Ils se nomment Firefox, Chrome, Internet Explorer, Opera ou Safari. Vous pensez les connaître, mais ils viennent tout juste de sortir dans une nouvelle version, ou s'apprêtent à le faire. Et sont d'ores et déjà disponibles à l'état de
prototypes.
Nous ne doutons pas un instant que vous serez sensibles à leurs petites ou grandes innovations. Comme vous l'avez d'ailleurs toujours été, à tel point que, en l'espace de quelques années, nombre d'entre vous ont même décidé de changer
leurs habitudes en adoptant un autre navigateur. Ainsi, en décembre 2004, selon le baromètre Net Applications, vous étiez plus de 91 % à utiliser Internet Explorer et à peine 4 % à lui préférer Firefox.
En février 2009, la donne a complètement changé. Vous n'êtes plus que 67 % à vous servir d'Internet Explorer, et près de 22 % à avoir adopté Firefox. Et vous êtes maintenant plus de 8 % à surfer avec Safari, le
navigateur d'Apple.
Des fonctions complémentaires
Qu'est-ce qui justifie ces changements d'habitude ? Tout d'abord, la capacité de certains navigateurs à afficher plus rapidement que d'autres les pages Web. Ainsi que, et c'est très important, leur aptitude à afficher correctement ces
pages. Pour cela, ils doivent être en mesure d'interpréter les technologies auxquelles se réfèrent les langages
(JavaScript,
HTML,
etc.) de développement du Web - nous reviendrons sur ce point à la fin de ce
dossier.
Mais ce n'est pas tout. Un changement de navigateur se justifie également à cause de son ergonomie plus ou moins bien réussie. Celle-ci comprend, entre autres, les possibilités de personnalisation offertes. Ainsi, Firefox s'est-il
toujours distingué en acceptant un nombre impressionnant d'extensions (appelés aussi
add-on
ou
plug-in),
qui ajoutent des fonctions complémentaires pour faire vraiment tout et n'importe quoi depuis une seule de ses
fenêtres.
Jetez donc un coup d'oeil sur le site
de Mozilla
qui regroupe tous les
add-on
de Firefox. L'idée est si bonne que Microsoft l'a d'ailleurs reprise à son compte en proposant, lui aussi, depuis quelque
temps déjà, sa
galerie d'extensions, à télécharger.
En revanche, pour les trois autres navigateurs qui acceptent, eux aussi, mais dans une moindre mesure, ce type de modules complémentaires, une petite recherche sur Internet via un moteur de recherche s'impose (Google,
Yahoo!...).
Une course au large, avec la bonne voilure
La facilité d'utilisation n'est pas en reste, et les éditeurs rivalisent aujourd'hui d'ingéniosité pour embellir leurs navigateurs, tout en les rendant toujours plus fonctionnels. Force est de reconnaître que le pari est plutôt réussi
pour chacun d'eux. Ainsi, par exemple, tandis qu'Internet Explorer s'amuse à découper le Web en tranches, Safari vous propose de le feuilleter. Vous comprendrez comment dans les pages qui suivent. Et, vous le verrez, c'est très pratique.

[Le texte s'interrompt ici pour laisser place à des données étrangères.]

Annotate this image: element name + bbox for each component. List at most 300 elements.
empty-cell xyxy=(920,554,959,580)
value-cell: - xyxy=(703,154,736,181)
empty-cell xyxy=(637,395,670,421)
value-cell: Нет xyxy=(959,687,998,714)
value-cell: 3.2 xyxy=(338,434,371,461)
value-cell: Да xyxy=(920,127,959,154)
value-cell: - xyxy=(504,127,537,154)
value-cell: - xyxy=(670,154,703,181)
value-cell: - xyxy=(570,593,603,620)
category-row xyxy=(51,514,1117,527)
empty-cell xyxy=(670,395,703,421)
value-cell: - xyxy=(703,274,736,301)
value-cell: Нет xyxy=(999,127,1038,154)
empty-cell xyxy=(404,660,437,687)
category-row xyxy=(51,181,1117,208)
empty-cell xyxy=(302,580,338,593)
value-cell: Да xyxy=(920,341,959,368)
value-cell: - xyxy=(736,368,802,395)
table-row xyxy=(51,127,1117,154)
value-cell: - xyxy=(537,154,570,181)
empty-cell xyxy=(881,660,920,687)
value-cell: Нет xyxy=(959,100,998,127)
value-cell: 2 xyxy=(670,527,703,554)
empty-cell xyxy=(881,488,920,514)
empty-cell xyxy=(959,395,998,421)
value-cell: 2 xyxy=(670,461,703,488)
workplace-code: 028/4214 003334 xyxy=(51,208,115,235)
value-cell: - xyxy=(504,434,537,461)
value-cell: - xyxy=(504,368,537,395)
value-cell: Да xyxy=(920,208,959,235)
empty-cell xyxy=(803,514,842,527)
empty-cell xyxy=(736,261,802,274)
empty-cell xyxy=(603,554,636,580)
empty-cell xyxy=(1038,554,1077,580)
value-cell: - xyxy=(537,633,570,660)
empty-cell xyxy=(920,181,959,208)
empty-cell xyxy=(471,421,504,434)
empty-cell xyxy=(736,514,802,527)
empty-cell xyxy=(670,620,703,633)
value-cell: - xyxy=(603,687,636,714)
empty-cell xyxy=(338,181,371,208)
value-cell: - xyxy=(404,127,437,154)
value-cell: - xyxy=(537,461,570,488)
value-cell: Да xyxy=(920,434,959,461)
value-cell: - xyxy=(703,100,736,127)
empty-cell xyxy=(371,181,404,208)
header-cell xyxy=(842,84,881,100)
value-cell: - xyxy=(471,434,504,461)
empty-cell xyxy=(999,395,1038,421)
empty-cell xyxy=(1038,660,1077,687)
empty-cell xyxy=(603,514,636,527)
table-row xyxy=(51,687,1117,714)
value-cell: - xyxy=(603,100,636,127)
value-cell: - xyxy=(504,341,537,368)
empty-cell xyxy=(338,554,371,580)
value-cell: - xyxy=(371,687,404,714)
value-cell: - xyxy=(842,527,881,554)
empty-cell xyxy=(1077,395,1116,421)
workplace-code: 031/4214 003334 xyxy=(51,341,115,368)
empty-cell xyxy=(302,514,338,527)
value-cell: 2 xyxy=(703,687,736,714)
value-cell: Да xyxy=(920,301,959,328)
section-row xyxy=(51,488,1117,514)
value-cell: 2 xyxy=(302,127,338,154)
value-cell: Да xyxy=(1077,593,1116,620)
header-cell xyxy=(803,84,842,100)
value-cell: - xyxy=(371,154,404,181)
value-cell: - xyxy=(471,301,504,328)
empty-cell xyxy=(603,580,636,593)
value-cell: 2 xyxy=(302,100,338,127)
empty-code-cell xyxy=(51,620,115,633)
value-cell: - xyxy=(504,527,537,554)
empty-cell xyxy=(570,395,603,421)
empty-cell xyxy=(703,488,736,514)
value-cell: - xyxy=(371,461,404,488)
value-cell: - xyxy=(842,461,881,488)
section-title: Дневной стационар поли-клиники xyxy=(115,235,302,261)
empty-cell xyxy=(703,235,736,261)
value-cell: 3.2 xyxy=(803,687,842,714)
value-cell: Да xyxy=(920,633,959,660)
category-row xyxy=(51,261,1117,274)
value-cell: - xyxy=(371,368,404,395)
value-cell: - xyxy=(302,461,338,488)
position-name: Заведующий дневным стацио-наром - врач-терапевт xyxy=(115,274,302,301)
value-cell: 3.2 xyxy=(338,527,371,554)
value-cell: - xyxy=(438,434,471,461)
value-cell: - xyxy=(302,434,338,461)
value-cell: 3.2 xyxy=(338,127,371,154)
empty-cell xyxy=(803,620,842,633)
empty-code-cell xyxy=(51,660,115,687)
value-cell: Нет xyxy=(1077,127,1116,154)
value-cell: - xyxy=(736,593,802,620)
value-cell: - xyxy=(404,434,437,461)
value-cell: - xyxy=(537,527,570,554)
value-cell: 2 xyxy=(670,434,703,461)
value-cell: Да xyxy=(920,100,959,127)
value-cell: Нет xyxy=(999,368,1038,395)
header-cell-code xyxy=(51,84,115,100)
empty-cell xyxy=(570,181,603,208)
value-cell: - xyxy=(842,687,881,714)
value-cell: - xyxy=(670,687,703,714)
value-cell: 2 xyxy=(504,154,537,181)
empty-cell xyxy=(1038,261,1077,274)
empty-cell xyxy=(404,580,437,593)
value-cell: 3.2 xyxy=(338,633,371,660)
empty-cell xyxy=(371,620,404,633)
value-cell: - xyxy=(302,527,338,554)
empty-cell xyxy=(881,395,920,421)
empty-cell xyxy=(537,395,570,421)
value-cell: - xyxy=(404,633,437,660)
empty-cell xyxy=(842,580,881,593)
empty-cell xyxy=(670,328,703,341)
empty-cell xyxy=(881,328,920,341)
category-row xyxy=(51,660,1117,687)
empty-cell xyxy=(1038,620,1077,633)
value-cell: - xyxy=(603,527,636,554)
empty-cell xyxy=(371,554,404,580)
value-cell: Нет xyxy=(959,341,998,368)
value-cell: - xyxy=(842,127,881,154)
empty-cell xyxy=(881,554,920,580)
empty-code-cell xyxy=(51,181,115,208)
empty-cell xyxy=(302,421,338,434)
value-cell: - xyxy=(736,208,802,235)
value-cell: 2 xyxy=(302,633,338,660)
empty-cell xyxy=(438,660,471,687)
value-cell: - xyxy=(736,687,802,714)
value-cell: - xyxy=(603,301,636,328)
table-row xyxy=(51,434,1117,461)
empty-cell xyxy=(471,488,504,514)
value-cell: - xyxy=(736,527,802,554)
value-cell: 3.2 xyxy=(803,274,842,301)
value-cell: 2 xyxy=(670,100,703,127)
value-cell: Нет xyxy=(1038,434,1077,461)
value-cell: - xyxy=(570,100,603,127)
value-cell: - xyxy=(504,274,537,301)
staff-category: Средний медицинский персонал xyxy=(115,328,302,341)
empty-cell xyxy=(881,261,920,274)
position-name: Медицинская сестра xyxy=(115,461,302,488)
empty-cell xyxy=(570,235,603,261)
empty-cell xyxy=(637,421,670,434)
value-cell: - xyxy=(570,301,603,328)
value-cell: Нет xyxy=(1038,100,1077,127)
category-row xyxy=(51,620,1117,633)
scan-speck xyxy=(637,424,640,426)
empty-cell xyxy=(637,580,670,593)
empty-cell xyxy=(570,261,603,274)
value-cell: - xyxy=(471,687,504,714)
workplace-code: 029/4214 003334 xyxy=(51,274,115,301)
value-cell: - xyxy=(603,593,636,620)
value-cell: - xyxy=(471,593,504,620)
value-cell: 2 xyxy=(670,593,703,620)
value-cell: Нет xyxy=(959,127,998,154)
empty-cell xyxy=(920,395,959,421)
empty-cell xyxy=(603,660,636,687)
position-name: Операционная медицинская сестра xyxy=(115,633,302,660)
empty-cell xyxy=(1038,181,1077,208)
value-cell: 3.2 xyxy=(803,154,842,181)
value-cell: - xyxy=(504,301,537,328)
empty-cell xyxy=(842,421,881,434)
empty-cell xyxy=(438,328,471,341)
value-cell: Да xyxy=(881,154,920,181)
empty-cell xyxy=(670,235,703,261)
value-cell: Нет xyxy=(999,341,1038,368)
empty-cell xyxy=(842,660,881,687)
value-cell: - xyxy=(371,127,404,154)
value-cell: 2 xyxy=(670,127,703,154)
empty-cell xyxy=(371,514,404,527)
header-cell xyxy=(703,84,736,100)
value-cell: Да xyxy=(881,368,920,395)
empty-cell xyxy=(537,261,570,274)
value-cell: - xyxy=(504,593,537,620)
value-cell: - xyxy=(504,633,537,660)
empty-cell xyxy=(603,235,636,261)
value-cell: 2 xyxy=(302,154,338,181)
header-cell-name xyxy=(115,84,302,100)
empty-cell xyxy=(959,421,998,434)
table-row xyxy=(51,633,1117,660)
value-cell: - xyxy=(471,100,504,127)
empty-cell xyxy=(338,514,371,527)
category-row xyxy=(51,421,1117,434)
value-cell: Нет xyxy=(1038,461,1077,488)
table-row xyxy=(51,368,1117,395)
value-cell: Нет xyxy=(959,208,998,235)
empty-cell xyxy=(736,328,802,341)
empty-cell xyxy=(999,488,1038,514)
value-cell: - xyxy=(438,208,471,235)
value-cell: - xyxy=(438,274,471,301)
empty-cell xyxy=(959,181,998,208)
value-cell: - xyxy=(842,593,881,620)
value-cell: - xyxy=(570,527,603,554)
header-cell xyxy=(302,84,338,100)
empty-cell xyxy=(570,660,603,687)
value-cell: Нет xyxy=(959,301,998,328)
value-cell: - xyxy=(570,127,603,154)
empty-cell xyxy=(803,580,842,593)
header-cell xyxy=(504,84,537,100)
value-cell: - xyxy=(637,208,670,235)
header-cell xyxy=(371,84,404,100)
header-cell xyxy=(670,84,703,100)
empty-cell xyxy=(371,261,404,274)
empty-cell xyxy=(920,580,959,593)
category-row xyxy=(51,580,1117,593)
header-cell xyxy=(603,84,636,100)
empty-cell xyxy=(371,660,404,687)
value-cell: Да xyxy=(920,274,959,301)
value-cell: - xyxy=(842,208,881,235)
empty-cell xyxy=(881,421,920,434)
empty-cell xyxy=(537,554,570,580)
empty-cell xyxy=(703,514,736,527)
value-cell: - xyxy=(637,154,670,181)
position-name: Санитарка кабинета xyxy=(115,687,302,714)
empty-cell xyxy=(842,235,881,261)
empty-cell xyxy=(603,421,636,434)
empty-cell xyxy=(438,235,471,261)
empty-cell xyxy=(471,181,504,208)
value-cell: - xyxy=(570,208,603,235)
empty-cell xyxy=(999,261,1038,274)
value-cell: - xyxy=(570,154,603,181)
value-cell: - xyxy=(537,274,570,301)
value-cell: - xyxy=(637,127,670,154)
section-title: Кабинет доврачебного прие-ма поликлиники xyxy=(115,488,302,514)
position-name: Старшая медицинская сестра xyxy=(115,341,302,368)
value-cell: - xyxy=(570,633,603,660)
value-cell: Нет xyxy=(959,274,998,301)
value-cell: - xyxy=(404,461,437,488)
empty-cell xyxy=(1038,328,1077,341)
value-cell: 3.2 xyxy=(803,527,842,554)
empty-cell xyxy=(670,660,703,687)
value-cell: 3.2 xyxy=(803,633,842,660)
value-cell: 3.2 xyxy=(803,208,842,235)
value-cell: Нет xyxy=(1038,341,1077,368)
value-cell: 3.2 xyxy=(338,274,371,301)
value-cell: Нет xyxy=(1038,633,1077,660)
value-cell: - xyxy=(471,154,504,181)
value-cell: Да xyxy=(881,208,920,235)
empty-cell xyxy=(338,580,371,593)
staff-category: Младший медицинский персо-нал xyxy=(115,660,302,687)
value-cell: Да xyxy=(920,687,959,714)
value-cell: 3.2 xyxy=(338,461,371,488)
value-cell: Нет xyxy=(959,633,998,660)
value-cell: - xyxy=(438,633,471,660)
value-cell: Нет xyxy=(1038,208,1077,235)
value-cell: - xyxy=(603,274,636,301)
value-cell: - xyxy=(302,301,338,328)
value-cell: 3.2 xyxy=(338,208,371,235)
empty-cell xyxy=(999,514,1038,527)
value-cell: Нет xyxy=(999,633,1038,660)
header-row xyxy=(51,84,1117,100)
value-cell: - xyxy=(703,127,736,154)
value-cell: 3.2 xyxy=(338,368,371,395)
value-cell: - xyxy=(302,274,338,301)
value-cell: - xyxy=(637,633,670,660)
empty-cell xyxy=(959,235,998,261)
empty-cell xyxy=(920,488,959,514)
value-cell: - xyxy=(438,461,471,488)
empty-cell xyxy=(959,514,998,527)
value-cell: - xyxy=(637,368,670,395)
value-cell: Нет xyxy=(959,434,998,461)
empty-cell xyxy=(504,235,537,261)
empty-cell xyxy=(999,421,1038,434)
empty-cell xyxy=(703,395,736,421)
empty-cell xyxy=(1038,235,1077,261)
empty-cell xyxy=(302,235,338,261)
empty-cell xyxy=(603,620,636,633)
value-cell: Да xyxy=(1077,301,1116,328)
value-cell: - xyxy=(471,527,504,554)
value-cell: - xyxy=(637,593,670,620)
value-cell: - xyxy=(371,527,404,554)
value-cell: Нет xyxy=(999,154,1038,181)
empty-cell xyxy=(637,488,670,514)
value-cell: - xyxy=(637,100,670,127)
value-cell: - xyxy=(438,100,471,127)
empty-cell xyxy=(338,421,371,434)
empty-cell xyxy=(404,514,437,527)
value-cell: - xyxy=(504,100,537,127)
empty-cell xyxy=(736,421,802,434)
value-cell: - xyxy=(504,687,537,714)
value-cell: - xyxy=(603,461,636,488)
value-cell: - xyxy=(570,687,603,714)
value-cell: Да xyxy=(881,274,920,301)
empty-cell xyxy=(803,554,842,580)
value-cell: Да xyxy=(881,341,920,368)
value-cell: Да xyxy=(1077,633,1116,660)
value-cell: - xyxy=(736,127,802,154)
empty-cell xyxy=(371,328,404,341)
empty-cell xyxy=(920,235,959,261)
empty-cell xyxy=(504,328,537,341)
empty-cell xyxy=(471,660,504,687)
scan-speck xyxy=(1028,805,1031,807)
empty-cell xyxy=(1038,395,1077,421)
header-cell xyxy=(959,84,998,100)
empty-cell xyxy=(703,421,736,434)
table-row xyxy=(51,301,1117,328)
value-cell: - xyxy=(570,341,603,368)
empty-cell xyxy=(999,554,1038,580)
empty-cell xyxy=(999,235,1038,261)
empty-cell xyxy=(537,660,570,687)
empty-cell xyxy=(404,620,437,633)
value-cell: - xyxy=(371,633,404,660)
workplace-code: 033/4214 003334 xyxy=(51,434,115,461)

Mais que tout cela ne vous fasse pas oublier qu'un navigateur demeure avant tout un outil pour surfer sur Internet... Inutile donc d'embarquer à bord d'un trimaran, aussi moderne et confortable soit-il, s'il ne dispose pas de la
bonne voilure, capable de vous propulser sereinement dans vos courses au grand large !
Qu'est-ce que c'est ?
Add-on/Plug-in.
Anglicismes, petits programmes qui se greffent à un logiciel et lui ajoutent des fonctions.

HTML.
HyperText Markup Language,
langage de programmation qui permet de mettre en forme les pages Web.

JavaScript.
Langage de programmation utilisé pour concevoir des pages Web interactives.